Under this definition we can write polynomial equations like
$p(x) = q(x).h(x) + r(x)$
Here all we mean is that when you apply the syntax rules for + and . defined on $F[x]$ you end up with same symbols on both sides of the equation. We assign no meaning to these symbols.

Now we define $x$ as an element of some algebric stucture $A$ where along with + and . we also define $\alpha.x$ where $\alpha \in F$ and $x \in A$. $\alpha.x \in A$. Under this, a polynomial evaluates into an element in the algebric structure $A$. (e.g. of such a structures are: field $F$ itself or a vector space $V$ over $F$)

My question is why should the LHS and RHS of a polynomial equation (as presented above and others as well) evaluate to a same element in $A$ ? What are the properties of $F[x]$ and/or $A$ that make this happen?

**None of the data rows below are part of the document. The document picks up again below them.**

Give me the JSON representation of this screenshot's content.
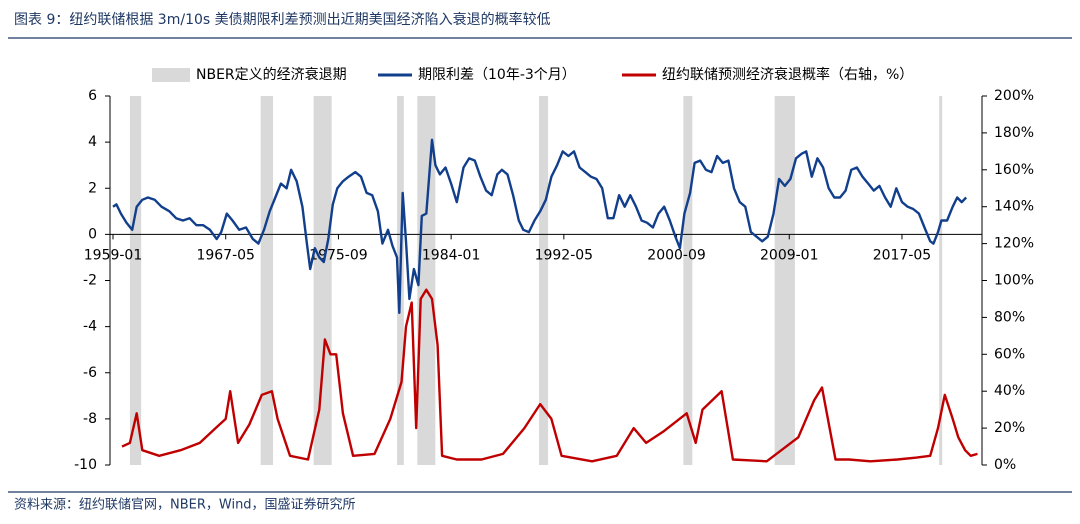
{
  "chart_data": {
    "type": "line",
    "title": "图表 9：纽约联储根据 3m/10s 美债期限利差预测出近期美国经济陷入衰退的概率较低",
    "source": "资料来源：纽约联储官网，NBER，Wind，国盛证券研究所",
    "recession_label": "NBER定义的经济衰退期",
    "recession_color": "#d9d9d9",
    "recessions": [
      {
        "start": "1960-04",
        "end": "1961-02"
      },
      {
        "start": "1969-12",
        "end": "1970-11"
      },
      {
        "start": "1973-11",
        "end": "1975-03"
      },
      {
        "start": "1980-01",
        "end": "1980-07"
      },
      {
        "start": "1981-07",
        "end": "1982-11"
      },
      {
        "start": "1990-07",
        "end": "1991-03"
      },
      {
        "start": "2001-03",
        "end": "2001-11"
      },
      {
        "start": "2007-12",
        "end": "2009-06"
      },
      {
        "start": "2020-02",
        "end": "2020-04"
      }
    ],
    "xlim": [
      "1959-01",
      "2023-04"
    ],
    "xticks": [
      "1959-01",
      "1967-05",
      "1975-09",
      "1984-01",
      "1992-05",
      "2000-09",
      "2009-01",
      "2017-05"
    ],
    "ylim": [
      -10,
      6
    ],
    "yticks": [
      -10,
      -8,
      -6,
      -4,
      -2,
      0,
      2,
      4,
      6
    ],
    "y2lim": [
      0,
      200
    ],
    "y2ticks": [
      {
        "value": 0,
        "label": "0%"
      },
      {
        "value": 20,
        "label": "20%"
      },
      {
        "value": 40,
        "label": "40%"
      },
      {
        "value": 60,
        "label": "60%"
      },
      {
        "value": 80,
        "label": "80%"
      },
      {
        "value": 100,
        "label": "100%"
      },
      {
        "value": 120,
        "label": "120%"
      },
      {
        "value": 140,
        "label": "140%"
      },
      {
        "value": 160,
        "label": "160%"
      },
      {
        "value": 180,
        "label": "180%"
      },
      {
        "value": 200,
        "label": "200%"
      }
    ],
    "series": [
      {
        "name": "期限利差（10年-3个月）",
        "color": "#123f8c",
        "axis": "y",
        "x": [
          "1959-01",
          "1959-04",
          "1959-08",
          "1960-01",
          "1960-06",
          "1960-10",
          "1961-03",
          "1961-08",
          "1962-02",
          "1962-08",
          "1963-03",
          "1963-09",
          "1964-03",
          "1964-09",
          "1965-03",
          "1965-09",
          "1966-03",
          "1966-09",
          "1967-01",
          "1967-06",
          "1967-11",
          "1968-05",
          "1968-11",
          "1969-05",
          "1969-10",
          "1970-03",
          "1970-08",
          "1971-01",
          "1971-06",
          "1971-11",
          "1972-03",
          "1972-08",
          "1973-01",
          "1973-05",
          "1973-08",
          "1973-12",
          "1974-04",
          "1974-08",
          "1974-12",
          "1975-04",
          "1975-08",
          "1976-01",
          "1976-06",
          "1976-12",
          "1977-05",
          "1977-10",
          "1978-03",
          "1978-08",
          "1978-12",
          "1979-05",
          "1979-09",
          "1980-01",
          "1980-03",
          "1980-06",
          "1980-09",
          "1980-12",
          "1981-04",
          "1981-08",
          "1981-11",
          "1982-03",
          "1982-08",
          "1982-11",
          "1983-03",
          "1983-08",
          "1984-01",
          "1984-06",
          "1984-12",
          "1985-05",
          "1985-10",
          "1986-03",
          "1986-08",
          "1987-01",
          "1987-06",
          "1987-10",
          "1988-03",
          "1988-08",
          "1989-01",
          "1989-05",
          "1989-10",
          "1990-03",
          "1990-08",
          "1991-01",
          "1991-06",
          "1991-11",
          "1992-04",
          "1992-09",
          "1993-02",
          "1993-07",
          "1993-12",
          "1994-05",
          "1994-10",
          "1995-03",
          "1995-08",
          "1996-01",
          "1996-06",
          "1996-11",
          "1997-04",
          "1997-09",
          "1998-02",
          "1998-07",
          "1998-12",
          "1999-05",
          "1999-10",
          "2000-03",
          "2000-08",
          "2000-12",
          "2001-04",
          "2001-09",
          "2002-01",
          "2002-06",
          "2002-11",
          "2003-04",
          "2003-09",
          "2004-02",
          "2004-07",
          "2004-12",
          "2005-05",
          "2005-10",
          "2006-03",
          "2006-08",
          "2007-01",
          "2007-06",
          "2007-11",
          "2008-04",
          "2008-09",
          "2009-02",
          "2009-07",
          "2009-12",
          "2010-04",
          "2010-09",
          "2011-02",
          "2011-07",
          "2011-12",
          "2012-05",
          "2012-10",
          "2013-03",
          "2013-08",
          "2014-01",
          "2014-06",
          "2014-11",
          "2015-04",
          "2015-09",
          "2016-02",
          "2016-07",
          "2016-12",
          "2017-05",
          "2017-10",
          "2018-03",
          "2018-08",
          "2019-01",
          "2019-06",
          "2019-09",
          "2020-01",
          "2020-04",
          "2020-09",
          "2021-02",
          "2021-06",
          "2021-10",
          "2022-02"
        ],
        "values": [
          1.2,
          1.3,
          0.9,
          0.5,
          0.2,
          1.2,
          1.5,
          1.6,
          1.5,
          1.2,
          1.0,
          0.7,
          0.6,
          0.7,
          0.4,
          0.4,
          0.2,
          -0.2,
          0.1,
          0.9,
          0.6,
          0.2,
          0.3,
          -0.2,
          -0.4,
          0.2,
          1.0,
          1.6,
          2.2,
          2.0,
          2.8,
          2.3,
          1.2,
          -0.4,
          -1.5,
          -0.6,
          -1.0,
          -1.2,
          -0.2,
          1.3,
          2.0,
          2.3,
          2.5,
          2.7,
          2.5,
          1.8,
          1.7,
          1.0,
          -0.4,
          0.2,
          -0.5,
          -1.0,
          -3.4,
          1.8,
          -0.3,
          -2.8,
          -1.5,
          -2.2,
          0.8,
          0.9,
          4.1,
          3.0,
          2.6,
          2.9,
          2.2,
          1.4,
          2.9,
          3.3,
          3.2,
          2.5,
          1.9,
          1.7,
          2.6,
          2.8,
          2.6,
          1.7,
          0.6,
          0.2,
          0.1,
          0.6,
          1.0,
          1.5,
          2.5,
          3.0,
          3.6,
          3.4,
          3.6,
          2.9,
          2.7,
          2.5,
          2.4,
          2.0,
          0.7,
          0.7,
          1.7,
          1.2,
          1.7,
          1.2,
          0.6,
          0.5,
          0.3,
          0.9,
          1.2,
          0.6,
          -0.1,
          -0.6,
          0.9,
          1.8,
          3.1,
          3.2,
          2.8,
          2.7,
          3.4,
          3.1,
          3.2,
          2.0,
          1.4,
          1.2,
          0.1,
          -0.1,
          -0.3,
          -0.1,
          0.9,
          2.4,
          2.1,
          2.4,
          3.3,
          3.5,
          3.6,
          2.5,
          3.3,
          2.9,
          2.0,
          1.6,
          1.6,
          1.9,
          2.8,
          2.9,
          2.5,
          2.2,
          1.9,
          2.1,
          1.6,
          1.2,
          2.0,
          1.4,
          1.2,
          1.1,
          0.9,
          0.3,
          -0.3,
          -0.4,
          0.1,
          0.6,
          0.6,
          1.2,
          1.6,
          1.4,
          1.6
        ]
      },
      {
        "name": "纽约联储预测经济衰退概率（右轴，%）",
        "color": "#c00000",
        "axis": "y2",
        "x": [
          "1959-09",
          "1960-04",
          "1960-10",
          "1961-03",
          "1962-06",
          "1964-01",
          "1965-06",
          "1966-08",
          "1967-05",
          "1967-09",
          "1968-04",
          "1969-02",
          "1970-01",
          "1970-10",
          "1971-03",
          "1972-02",
          "1973-06",
          "1974-04",
          "1974-09",
          "1975-02",
          "1975-07",
          "1976-01",
          "1976-10",
          "1978-05",
          "1979-07",
          "1980-05",
          "1980-09",
          "1981-02",
          "1981-06",
          "1981-10",
          "1982-03",
          "1982-08",
          "1983-01",
          "1983-05",
          "1984-06",
          "1986-04",
          "1987-11",
          "1989-06",
          "1990-08",
          "1991-06",
          "1992-03",
          "1994-06",
          "1996-04",
          "1997-07",
          "1998-06",
          "1999-09",
          "2001-06",
          "2002-02",
          "2002-08",
          "2004-01",
          "2004-11",
          "2007-05",
          "2009-09",
          "2010-11",
          "2011-06",
          "2012-06",
          "2013-06",
          "2015-01",
          "2017-01",
          "2018-06",
          "2019-06",
          "2020-01",
          "2020-07",
          "2021-02",
          "2021-07",
          "2022-01",
          "2022-06",
          "2022-12"
        ],
        "values": [
          10,
          12,
          28,
          8,
          5,
          8,
          12,
          20,
          25,
          40,
          12,
          22,
          38,
          40,
          25,
          5,
          3,
          30,
          68,
          60,
          60,
          28,
          5,
          6,
          25,
          45,
          75,
          88,
          20,
          90,
          95,
          90,
          65,
          5,
          3,
          3,
          6,
          20,
          33,
          25,
          5,
          2,
          5,
          20,
          12,
          18,
          28,
          12,
          30,
          40,
          3,
          2,
          15,
          35,
          42,
          3,
          3,
          2,
          3,
          4,
          5,
          20,
          38,
          25,
          15,
          8,
          5,
          6
        ]
      }
    ]
  }
}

Not sure if this is relevant question or something too trivial. But I guess it is better to ask. Any pointers would be welcome.
Thanks

2. Originally Posted by aman_cc
Before I ask my question some standard definitions (or rather my understanding of these definitions):

Let $F[x]$ be a ring of polynomials over a field $F$.
i.e. $F[x]$ is a set of symbols of the form
$a_0x^0 + a_1x^1 + a_2x^2 + ... + a_nx^n$ where $a_i \in F$ and $x$ is just a symbol with no meaning whatsoever.

To make it into a ring we define + and . for $p(x),q(x) \in F[x]$. These definitions are nothing but syntax rules to manipulate these symbols (using the + and . which are already defined for the Field, $F$)

Under this definition we can write polynomial equations like
$p(x) = q(x).h(x) + r(x)$
Here all we mean is that when you apply the syntax rules for + and . defined on $F[x]$ you end up with same symbols on both sides of the equation. We assign no meaning to these symbols.

Now we define $x$ as an element of some algebric stucture $A$ where along with + and . we also define $\alpha.x$ where $\alpha \in F$ and $x \in A$. $\alpha.x \in A$. Under this, a polynomial evaluates into an element in the algebric structure $A$. (e.g. of such a structures are: field $F$ itself or a vector space $V$ over $F$)

My question is why should the LHS and RHS of a polynomial equation (as presented above and others as well) evaluate to a same element in $A$ ? What are the properties of $F[x]$ and/or $A$ that make this happen?

Not sure if this is relevant question or something too trivial. But I guess it is better to ask. Any pointers would be welcome.
Thanks
Requesting some help on this. Thanks